Ulysses levantou-se para perorar o seu Sermão aos Homens da Planície Política, aos que imaginavam convencê-lo das conveniências da disputa no Colégio Eleitoral. Dentre tantas, guardei as frases que provocaram lágrimas em sua mulher, Dona Mora, sentada num sofá mais distante da pequena aglomeração de companheiros de seu marido. “Para o Colégio Eleitoral eu não vou. Seria uma facada nas costas do povo que se mobilizou nas praças e nas ruas para participar dos comícios pelas Diretas Já. Digo a vocês, a conquista da democracia não será completa sem a manifestação da vontade popular”.

A campanha popular das Diretas foi derrotada com a cumplicidade de muitos que estavam na oposição, mas temiam a “radicalidade” de um governo eleito pelo povo. Por isso, os náufragos do regime militar conseguiram chegar até a praia, acolhidos pelo bote salva-vidas capitaneado pela turma do deixa-disso.

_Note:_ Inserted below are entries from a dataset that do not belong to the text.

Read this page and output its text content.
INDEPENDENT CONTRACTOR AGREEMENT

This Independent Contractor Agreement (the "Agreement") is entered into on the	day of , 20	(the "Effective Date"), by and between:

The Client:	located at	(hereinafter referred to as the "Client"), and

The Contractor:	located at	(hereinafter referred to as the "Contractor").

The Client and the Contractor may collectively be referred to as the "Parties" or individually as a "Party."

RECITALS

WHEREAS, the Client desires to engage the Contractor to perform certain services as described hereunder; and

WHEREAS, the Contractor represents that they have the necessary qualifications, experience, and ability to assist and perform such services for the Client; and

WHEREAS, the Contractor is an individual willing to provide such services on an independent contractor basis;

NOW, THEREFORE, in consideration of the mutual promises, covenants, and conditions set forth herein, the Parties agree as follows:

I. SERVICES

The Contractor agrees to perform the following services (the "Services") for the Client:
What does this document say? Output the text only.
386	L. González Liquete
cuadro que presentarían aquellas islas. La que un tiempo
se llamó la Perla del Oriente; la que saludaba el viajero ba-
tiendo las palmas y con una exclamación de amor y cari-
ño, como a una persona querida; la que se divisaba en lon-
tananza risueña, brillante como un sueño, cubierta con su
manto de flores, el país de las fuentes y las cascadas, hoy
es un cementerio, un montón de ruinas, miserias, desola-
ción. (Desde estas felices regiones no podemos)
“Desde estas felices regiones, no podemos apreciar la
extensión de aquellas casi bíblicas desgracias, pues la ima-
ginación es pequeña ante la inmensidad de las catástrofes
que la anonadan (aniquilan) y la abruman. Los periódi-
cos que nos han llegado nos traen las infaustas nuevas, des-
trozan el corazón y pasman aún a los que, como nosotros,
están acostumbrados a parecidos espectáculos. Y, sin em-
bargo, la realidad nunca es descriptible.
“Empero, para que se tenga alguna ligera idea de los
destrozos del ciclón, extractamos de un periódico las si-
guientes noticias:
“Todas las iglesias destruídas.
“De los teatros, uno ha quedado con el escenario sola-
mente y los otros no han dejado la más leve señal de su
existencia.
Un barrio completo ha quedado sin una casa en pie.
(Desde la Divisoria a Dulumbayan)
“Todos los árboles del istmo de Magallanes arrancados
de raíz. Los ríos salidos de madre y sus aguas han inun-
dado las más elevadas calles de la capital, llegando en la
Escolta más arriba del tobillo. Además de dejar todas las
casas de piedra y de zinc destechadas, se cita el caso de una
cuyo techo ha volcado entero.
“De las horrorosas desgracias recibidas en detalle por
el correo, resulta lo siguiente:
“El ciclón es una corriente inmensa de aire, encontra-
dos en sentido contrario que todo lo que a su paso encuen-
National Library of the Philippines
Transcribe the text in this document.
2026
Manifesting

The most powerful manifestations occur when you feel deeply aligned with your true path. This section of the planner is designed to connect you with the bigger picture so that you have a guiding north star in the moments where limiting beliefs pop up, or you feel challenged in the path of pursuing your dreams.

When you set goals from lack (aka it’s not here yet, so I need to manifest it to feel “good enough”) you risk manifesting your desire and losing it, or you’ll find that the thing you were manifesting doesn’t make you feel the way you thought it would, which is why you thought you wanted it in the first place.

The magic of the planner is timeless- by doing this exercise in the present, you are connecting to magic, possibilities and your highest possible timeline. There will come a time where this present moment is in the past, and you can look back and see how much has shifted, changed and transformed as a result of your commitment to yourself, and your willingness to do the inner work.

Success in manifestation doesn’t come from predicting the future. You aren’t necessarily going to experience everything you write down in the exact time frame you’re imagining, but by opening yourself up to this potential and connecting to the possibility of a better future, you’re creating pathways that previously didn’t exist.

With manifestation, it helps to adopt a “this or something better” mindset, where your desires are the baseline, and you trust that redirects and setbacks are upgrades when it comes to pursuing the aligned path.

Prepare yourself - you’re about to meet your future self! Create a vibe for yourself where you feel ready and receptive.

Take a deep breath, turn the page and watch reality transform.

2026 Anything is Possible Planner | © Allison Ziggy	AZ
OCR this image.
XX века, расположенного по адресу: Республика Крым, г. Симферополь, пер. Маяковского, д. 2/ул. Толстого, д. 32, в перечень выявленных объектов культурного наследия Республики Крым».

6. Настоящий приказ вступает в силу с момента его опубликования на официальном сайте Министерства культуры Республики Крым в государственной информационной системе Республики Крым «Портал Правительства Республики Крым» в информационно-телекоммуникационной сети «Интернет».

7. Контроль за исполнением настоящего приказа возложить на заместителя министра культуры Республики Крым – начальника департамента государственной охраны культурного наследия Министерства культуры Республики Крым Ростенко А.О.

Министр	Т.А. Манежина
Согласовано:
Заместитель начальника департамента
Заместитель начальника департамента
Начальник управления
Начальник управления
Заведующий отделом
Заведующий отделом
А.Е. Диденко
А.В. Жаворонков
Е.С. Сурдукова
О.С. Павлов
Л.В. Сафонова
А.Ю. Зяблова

Apesar da campanha pelas Diretas ter conseguido forte mobilização popular, não foi capaz de vencer as casamatas do poder real que, desde sempre, comandam a política brasileira. Essa turma não tem o hábito de dar refresco ao inimigo. Quanto aos princípios jurídicos, devem ser respeitados se o povaréu não botar as manguinhas de fora.

Nos eflúvios de civismo democrático que se desgarram das letras da Carta assinada por milhares de brasileiros em defesa da soberania popular, não posso negar ao leitor as palavras de Ulysses Guimarães na sessão de promulgação da outra Carta, a Magna: “A sociedade foi Rubens Paiva, não os facínoras que o mataram. Foi a sociedade, mobilizada nos colossais comícios das Diretas Já, que, pela transição e pela mudança, derrotou o Estado usurpador. Termino com as palavras com que comecei esta fala: a Nação quer mudar. A Nação deve mudar. A Nação vai mudar. A Constituição pretende ser a voz, a letra, a vontade política da sociedade rumo à mudança. Que a promulgação seja nosso grito: Mudar para vencer! Muda, Brasil!”

Em 1992 os caras-pintadas acorreram às ruas para pedir o impeachment do então presidente Fernando Collor de Mello. Pouco antes, em longa conversa comigo na presença do jornalista Roberto Müller Filho, Ulysses Guimarães desfiou temores e preocupações diante do iminente impeachment do presidente eleito pelo voto popular.

Os receios do Senhor Diretas concentravam-se no “vício antidemocrático” dos donos do poder, habituados a manejar os cordéis do arbítrio a seu talante e ao sabor de seus interesses.

Às vésperas da morte trágica, Ulysses compreendeu que a campanha popular pelas eleições diretas e a Constituição ainda sofriam o assédio insidioso, persistente do velho e sempre renovado arranjo oligárquico que controla a vida dos brasileiros.

*Luiz Gonzaga Belluzzo é professor titular do Instituto de Economia da Unicamp.